Controversial poll shows wide prevalence of bisexuality

Source

21 December 2007
The Washington Blade

Controversial poll shows wide prevalence of bisexuality

Some say findings inflated, others claim ‘bi-phobia is alive and well’

JOSHUA LYNSEN

Some say findings inflated, others claim ‘bi-phobia is alive and well’

A national poll showing that bisexuals account for half the number of people who identify as gay, lesbian or bisexual is drawing mixed reactions.

Many bisexual men and women told the Blade that the findings, part of a poll funded by Human Rights Campaign and controlled by City University of New York’s Hunter College, are enlightening.

“I think it definitely holds some truths about the gay community that most members would rather ignore,” said Nicole Kristal, co-author of “The Bisexual’s Guide to the Universe.”

“There are plenty of lesbians in the gay community who occasionally sleep with men and still call themselves lesbians and vice versa. People need to start being honest in their daily lives about their actual behaviors rather than hiding behind convenient black-and-white labels that breed acceptance from their gay and lesbian peers who often condemn bisexuality.”

The poll of 768 people, conducted last month, shows in its adjusted final tally that 15.4 percent of respondents are bisexual men and 33.5 percent are bisexual women. Gay men accounted for 33.4 percent of the poll’s respondents and lesbians accounted for 17.8 percent. The poll asked respondents to assign their own sexual orientation.

Amy Andre, a sexuality studies expert who helped write a bisexual health issues report this year for the National Gay & Lesbian Task Force, said the poll’s findings are not without precedent.

The U.S. government’s National Survey of Family Growth found in 2002 that 56 percent of men and women who identified as gay, lesbian or bisexual were bisexual.

“So the findings at Hunter come as no surprise to me,” she said. Neither do the reactions to the Hunter study. Bi-phobia is unfortunately alive and well in the LGBT community, as is ignorance about the lives of bisexual people within the community.”

The poll attracted several critics, including gay author and commentator Andrew Sullivan, who suggested the poll was “rigged for PC purposes to inflate the number of bisexuals and lesbians.”

Other critics said the poll erred and that bisexuals represent a small minority among those who are gay, lesbian or bisexual.

Many bisexuals, however, suggested that Sullivan maintains a narrow view.

“He surrounds himself with gay friends and is involved in social circles that are predominantly gay,” said James Fenter, a 46-year-old bisexual man from Boston. “So he doesn’t meet many bisexuals and then he just makes the extrapolation that since he doesn’t know many bisexuals, they don’t exist.”

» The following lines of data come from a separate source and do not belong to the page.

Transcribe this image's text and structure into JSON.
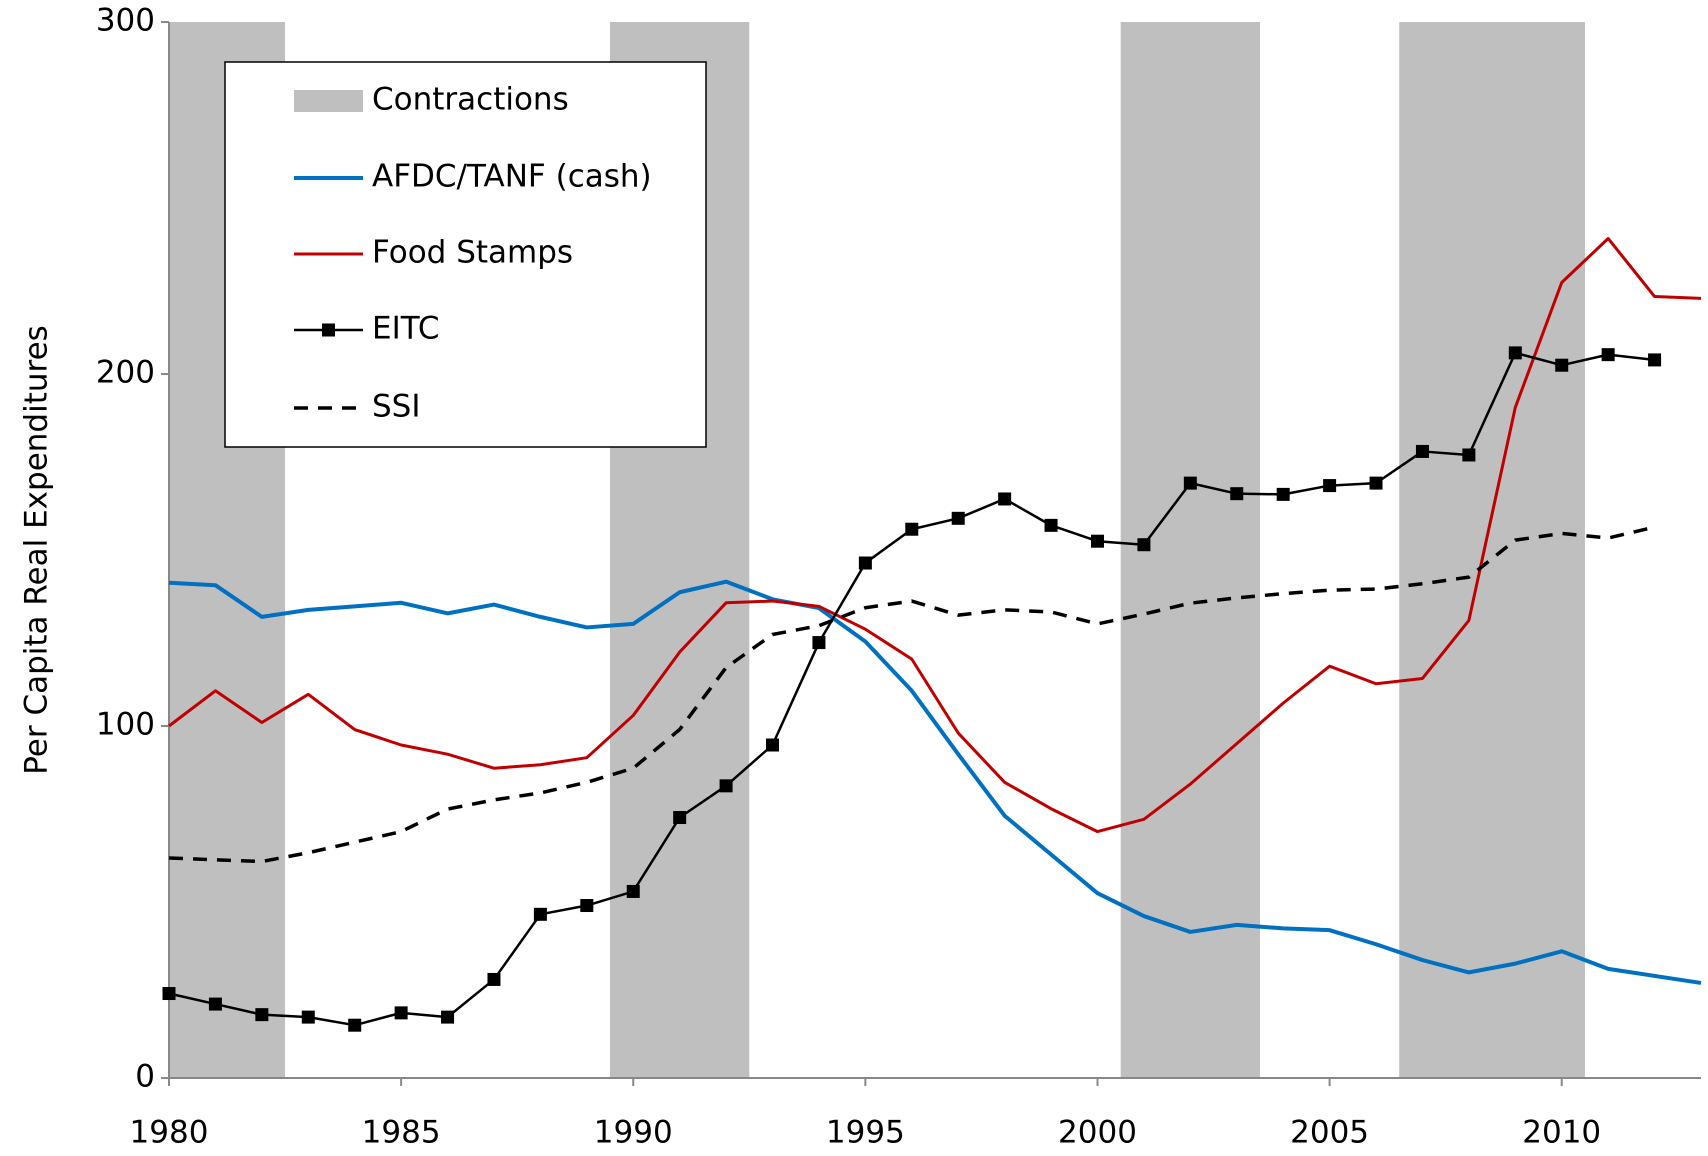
{
  "chart_data": {
    "type": "line",
    "y_label": "Per Capita Real Expenditures",
    "x": [
      1980,
      1981,
      1982,
      1983,
      1984,
      1985,
      1986,
      1987,
      1988,
      1989,
      1990,
      1991,
      1992,
      1993,
      1994,
      1995,
      1996,
      1997,
      1998,
      1999,
      2000,
      2001,
      2002,
      2003,
      2004,
      2005,
      2006,
      2007,
      2008,
      2009,
      2010,
      2011,
      2012,
      2013
    ],
    "xlim": [
      1980,
      2013
    ],
    "xticks": [
      1980,
      1985,
      1990,
      1995,
      2000,
      2005,
      2010
    ],
    "ylim": [
      0,
      300
    ],
    "yticks": [
      0,
      100,
      200,
      300
    ],
    "grid": false,
    "shading": {
      "name": "Contractions",
      "color": "#bfbfbf",
      "ranges": [
        [
          1980,
          1982.5
        ],
        [
          1989.5,
          1992.5
        ],
        [
          2000.5,
          2003.5
        ],
        [
          2006.5,
          2010.5
        ]
      ]
    },
    "series": [
      {
        "name": "AFDC/TANF (cash)",
        "color": "#0070c0",
        "width": 4,
        "dash": false,
        "marker": null,
        "values": [
          140.7,
          140,
          131,
          133,
          134,
          135,
          132,
          134.5,
          131,
          128,
          129,
          138,
          141,
          136,
          133.5,
          124,
          110,
          92,
          74.5,
          63.5,
          52.5,
          46,
          41.5,
          43.5,
          42.5,
          42,
          38,
          33.5,
          30,
          32.5,
          36,
          31,
          29,
          27
        ]
      },
      {
        "name": "Food Stamps",
        "color": "#c00000",
        "width": 3,
        "dash": false,
        "marker": null,
        "values": [
          100,
          110,
          101,
          109,
          99,
          94.6,
          92,
          88,
          89,
          91,
          103,
          121,
          135,
          135.5,
          134,
          127.5,
          119,
          98,
          84,
          76.5,
          70,
          73.5,
          83.5,
          95,
          106.5,
          117,
          112,
          113.5,
          130,
          190.5,
          226,
          238.5,
          222,
          221.5
        ]
      },
      {
        "name": "EITC",
        "color": "#000000",
        "width": 2.5,
        "dash": false,
        "marker": "square",
        "values": [
          24,
          21,
          18,
          17.3,
          15,
          18.5,
          17.3,
          28,
          46.5,
          49,
          53,
          74,
          83,
          94.6,
          123.7,
          146.3,
          155.9,
          159,
          164.5,
          157,
          152.5,
          151.5,
          169,
          166,
          165.8,
          168.3,
          169,
          178,
          177,
          206,
          202.5,
          205.5,
          204,
          null
        ]
      },
      {
        "name": "SSI",
        "color": "#000000",
        "width": 3.5,
        "dash": true,
        "marker": null,
        "values": [
          62.5,
          62,
          61.5,
          64,
          67,
          70,
          76.4,
          79,
          81,
          84,
          88,
          99,
          116.6,
          126,
          128.5,
          133.6,
          135.5,
          131.5,
          133,
          132.4,
          129,
          131.8,
          134.9,
          136.4,
          137.6,
          138.6,
          138.9,
          140.4,
          142.3,
          152.8,
          154.7,
          153.4,
          156.5,
          null
        ]
      }
    ]
  }
}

Some bisexuals told the Blade they tire of such attitudes, shared by gays and straights alike. Loraine Hutchins, a 59-year-old bisexual woman from Takoma Park, Md., said she has “often been made to feel that bisexuality is rare and inconsequential.”

Wendy Curry, a 42-year-old bisexual woman from Weare, N.H., agreed.

“At times it seems we’ve wasted years trying to prove our existence,” she said. “And why? The Andrew Sullivans of the world will never see us.”

In this together

But many bisexuals said they were encouraged by the Hunter College poll, and noted it’s now up to individual bisexuals to affirm the finding.

“When we don’t identify ourselves, we only lend to the impression that we aren’t even there,” said Erynn Rowan Laurie, a 46-year-old bisexual woman from Everett, Wash. “We create our own invisibility.”

She said the Hunter College poll, which “demonstrates we actually exist,” could help bisexuals find new acceptance among their gay and lesbian peers.

And with that acceptance, said Mimi Hoang, a 30-year-old bisexual woman from Los Angeles, could come benefits for all.

“It’s sad to me that gays and lesbians have such a hard time standing by their bi brothers and sisters,” she said, “because we are really in this fight together, about having our love lives and families validated and respected, no matter what gender we love.”